Bay Area metro-scale wireless ISP MetroFi drops charges: MetroFi offers Wi-Fi-based service across Cupertino, Sunnyvale, and Santa Clara. Its Cupertino and Santa Clara services originally required a monthly fee for mobile or fixed access. When they launched in Sunnyvale, they decided to try whether an advertising-supported model, in which a strip of advertising appears while connected, would provide enough revenue to create a profit on their fixed and per user costs. It did. (Press releases here.)
CEO Chuck Haas said last week, "Most communications business--and MetroFi is no different--is a high fixed cost, low incremental cost business. Your denominator, how many subscribers you have to amortize that cost, is one of the big drivers of that business." Haas said that his top three per-user costs were customer acquisition, support (mostly to do with billing), and Internet bandwidth. By removing the first two major factors, it's cheaper for him to offer free service.
"The rapid awareness and the numbers we have are take rate are phenomenal. We've broken the code on how to fund this network with advertising. and we've also broken the code in using 2nd generation radio technology," Haas said.
While Haas declined to provide numbers, it's an easy calculation. At roughly $20 per month for unlimited usage, a good percentage of that had to be devoted to the expensive tasks of billing and marketing.
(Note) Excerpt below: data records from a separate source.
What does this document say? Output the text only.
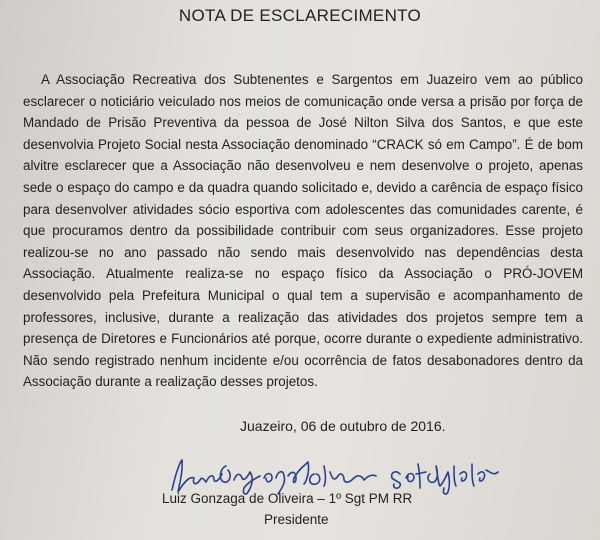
NOTA DE ESCLARECIMENTO

A Associação Recreativa dos Subtenentes e Sargentos em Juazeiro vem ao público esclarecer o noticiário veiculado nos meios de comunicação onde versa a prisão por força de Mandado de Prisão Preventiva da pessoa de José Nilton Silva dos Santos, e que este desenvolvia Projeto Social nesta Associação denominado “CRACK só em Campo”. É de bom alvitre esclarecer que a Associação não desenvolveu e nem desenvolve o projeto, apenas sede o espaço do campo e da quadra quando solicitado e, devido a carência de espaço físico para desenvolver atividades sócio esportiva com adolescentes das comunidades carente, é que procuramos dentro da possibilidade contribuir com seus organizadores. Esse projeto realizou-se no ano passado não sendo mais desenvolvido nas dependências desta Associação. Atualmente realiza-se no espaço físico da Associação o PRÓ-JOVEM desenvolvido pela Prefeitura Municipal o qual tem a supervisão e acompanhamento de professores, inclusive, durante a realização das atividades dos projetos sempre tem a presença de Diretores e Funcionários até porque, ocorre durante o expediente administrativo. Não sendo registrado nenhum incidente e/ou ocorrência de fatos desabonadores dentro da Associação durante a realização desses projetos.

Juazeiro, 06 de outubro de 2016.
Luiz Gonzaga de Oliveira – 1º Sgt PM RR
Presidente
If MetroFi netted $2 per month per customer, that might be an optimistic rate. By that token, having ten times the users bringing in an average of 50 cents a month each in advertising should cover increased capital and recurring expenses while reducing staffing requirements.
The company uses SkyPilot equipment, which uses mesh techniques for backhaul in which up to eight high-gain 5 GHz point-to-multipoint links per node are given scheduled slots to allow highly efficient spatially and temporally separated spectrum re-use.
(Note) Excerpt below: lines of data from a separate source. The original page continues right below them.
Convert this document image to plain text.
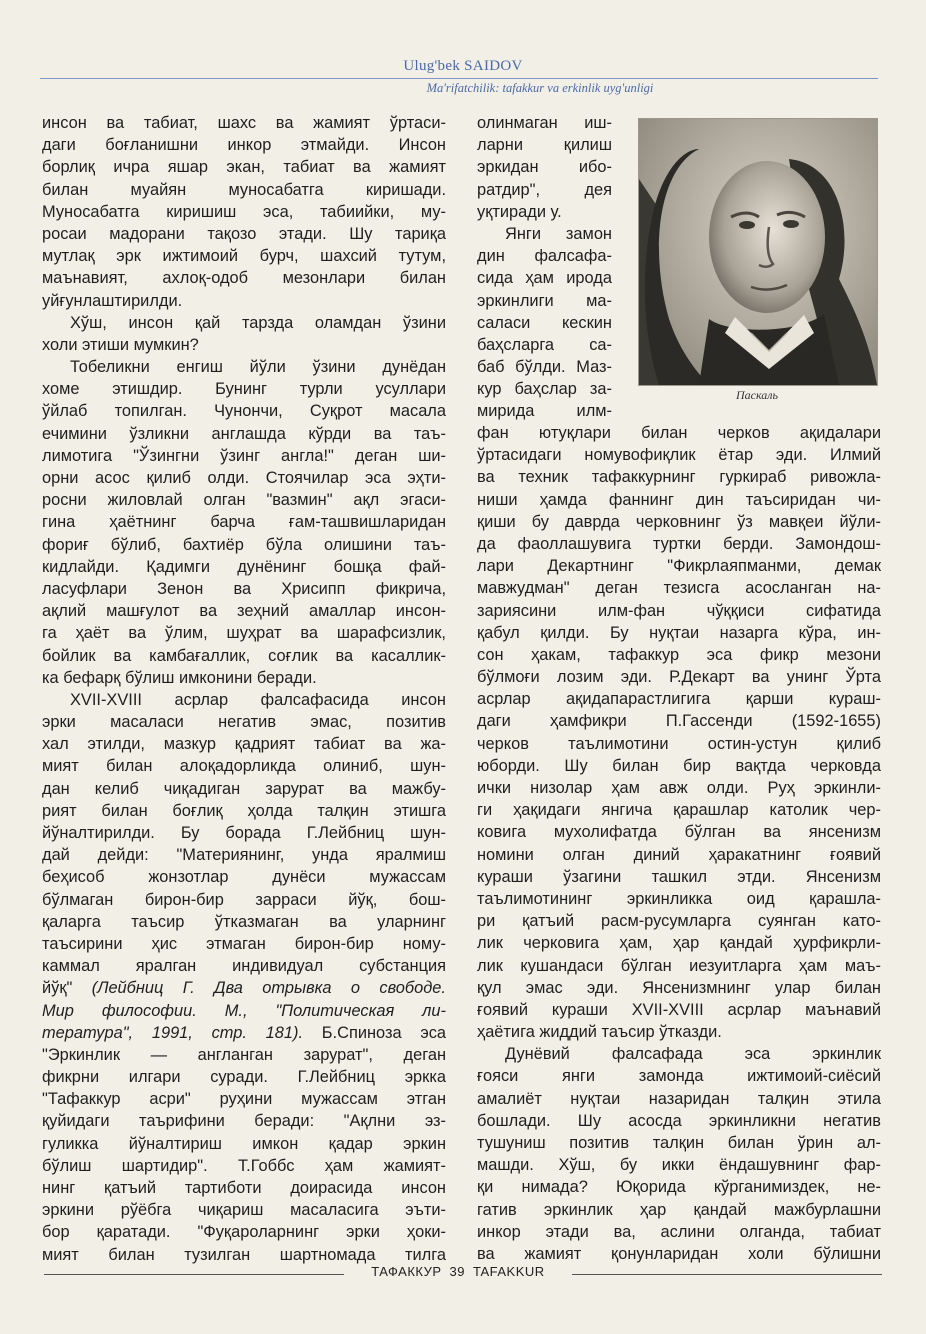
Ulug'bek SAIDOV
Ma'rifatchilik: tafakkur va erkinlik uyg'unligi
инсон ва табиат, шахс ва жамият ўртаси-
даги боғланишни инкор этмайди. Инсон
борлиқ ичра яшар экан, табиат ва жамият
билан муайян муносабатга киришади.
Муносабатга киришиш эса, табиийки, му-
росаи мадорани тақозо этади. Шу тариқа
мутлақ эрк ижтимоий бурч, шахсий тутум,
маънавият, ахлоқ-одоб мезонлари билан
уйғунлаштирилди.
Хўш, инсон қай тарзда оламдан ўзини
холи этиши мумкин?
Тобеликни енгиш йўли ўзини дунёдан
хоме этишдир. Бунинг турли усуллари
ўйлаб топилган. Чунончи, Суқрот масала
ечимини ўзликни англашда кўрди ва таъ-
лимотига "Ўзингни ўзинг англа!" деган ши-
орни асос қилиб олди. Стоячилар эса эҳти-
росни жиловлай олган "вазмин" ақл эгаси-
гина ҳаётнинг барча ғам-ташвишларидан
фориғ бўлиб, бахтиёр бўла олишини таъ-
кидлайди. Қадимги дунёнинг бошқа фай-
ласуфлари Зенон ва Хрисипп фикрича,
ақлий машғулот ва зеҳний амаллар инсон-
га ҳаёт ва ўлим, шуҳрат ва шарафсизлик,
бойлик ва камбағаллик, соғлик ва касаллик-
ка бефарқ бўлиш имконини беради.
XVII-XVIII асрлар фалсафасида инсон
эрки масаласи негатив эмас, позитив
хал этилди, мазкур қадрият табиат ва жа-
мият билан алоқадорликда олиниб, шун-
дан келиб чиқадиган зарурат ва мажбу-
рият билан боғлиқ ҳолда талқин этишга
йўналтирилди. Бу борада Г.Лейбниц шун-
дай дейди: "Материянинг, унда яралмиш
беҳисоб жонзотлар дунёси мужассам
бўлмаган бирон-бир зарраси йўқ, бош-
қаларга таъсир ўтказмаган ва уларнинг
таъсирини ҳис этмаган бирон-бир ному-
каммал яралган индивидуал субстанция
йўқ" (Лейбниц Г. Два отрывка о свободе.
Мир философии. М., "Политическая ли-
тература", 1991, стр. 181). Б.Спиноза эса
"Эркинлик — англанган зарурат", деган
фикрни илгари суради. Г.Лейбниц эркка
"Тафаккур асри" руҳини мужассам этган
қуйидаги таърифини беради: "Ақлни эз-
гуликка йўналтириш имкон қадар эркин
бўлиш шартидир". Т.Гоббс ҳам жамият-
нинг қатъий тартиботи доирасида инсон
эркини рўёбга чиқариш масаласига эъти-
бор қаратади. "Фуқароларнинг эрки ҳоки-
мият билан тузилган шартномада тилга
олинмаган иш-
ларни қилиш
эркидан ибо-
ратдир", дея
уқтиради у.
Янги замон
дин фалсафа-
сида ҳам ирода
эркинлиги ма-
саласи кескин
баҳсларга са-
баб бўлди. Маз-
кур баҳслар за-
мирида илм-
Паскаль
фан ютуқлари билан черков ақидалари
ўртасидаги номувофиқлик ётар эди. Илмий
ва техник тафаккурнинг гуркираб ривожла-
ниши ҳамда фаннинг дин таъсиридан чи-
қиши бу даврда черковнинг ўз мавқеи йўли-
да фаоллашувига туртки берди. Замондош-
лари Декартнинг "Фикрлаяпманми, демак
мавжудман" деган тезисга асосланган на-
зариясини илм-фан чўққиси сифатида
қабул қилди. Бу нуқтаи назарга кўра, ин-
сон ҳакам, тафаккур эса фикр мезони
бўлмоғи лозим эди. Р.Декарт ва унинг Ўрта
асрлар ақидапарастлигига қарши кураш-
даги ҳамфикри П.Гассенди (1592-1655)
черков таълимотини остин-устун қилиб
юборди. Шу билан бир вақтда черковда
ички низолар ҳам авж олди. Руҳ эркинли-
ги ҳақидаги янгича қарашлар католик чер-
ковига мухолифатда бўлган ва янсенизм
номини олган диний ҳаракатнинг ғоявий
кураши ўзагини ташкил этди. Янсенизм
таълимотининг эркинликка оид қарашла-
ри қатъий расм-русумларга суянган като-
лик черковига ҳам, ҳар қандай ҳурфикрли-
лик кушандаси бўлган иезуитларга ҳам маъ-
қул эмас эди. Янсенизмнинг улар билан
ғоявий кураши XVII-XVIII асрлар маънавий
ҳаётига жиддий таъсир ўтказди.
Дунёвий фалсафада эса эркинлик
ғояси янги замонда ижтимоий-сиёсий
амалиёт нуқтаи назаридан талқин этила
бошлади. Шу асосда эркинликни негатив
тушуниш позитив талқин билан ўрин ал-
машди. Хўш, бу икки ёндашувнинг фар-
қи нимада? Юқорида кўрганимиздек, не-
гатив эркинлик ҳар қандай мажбурлашни
инкор этади ва, аслини олганда, табиат
ва жамият қонунларидан холи бўлишни
ТАФАККУР 39 TAFAKKUR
MetroFi noted in a press release that advertising can be targeted based on a user's location. While all three cities don't have 100-percent coverage, most of each town does have access, and the company will be expanding service and node density as more users come online.
MetroFi uses a BYOB model (bring your own bridge), in which fixed users can purchase any Wi-Fi bridge and then connect into the MetroFi network.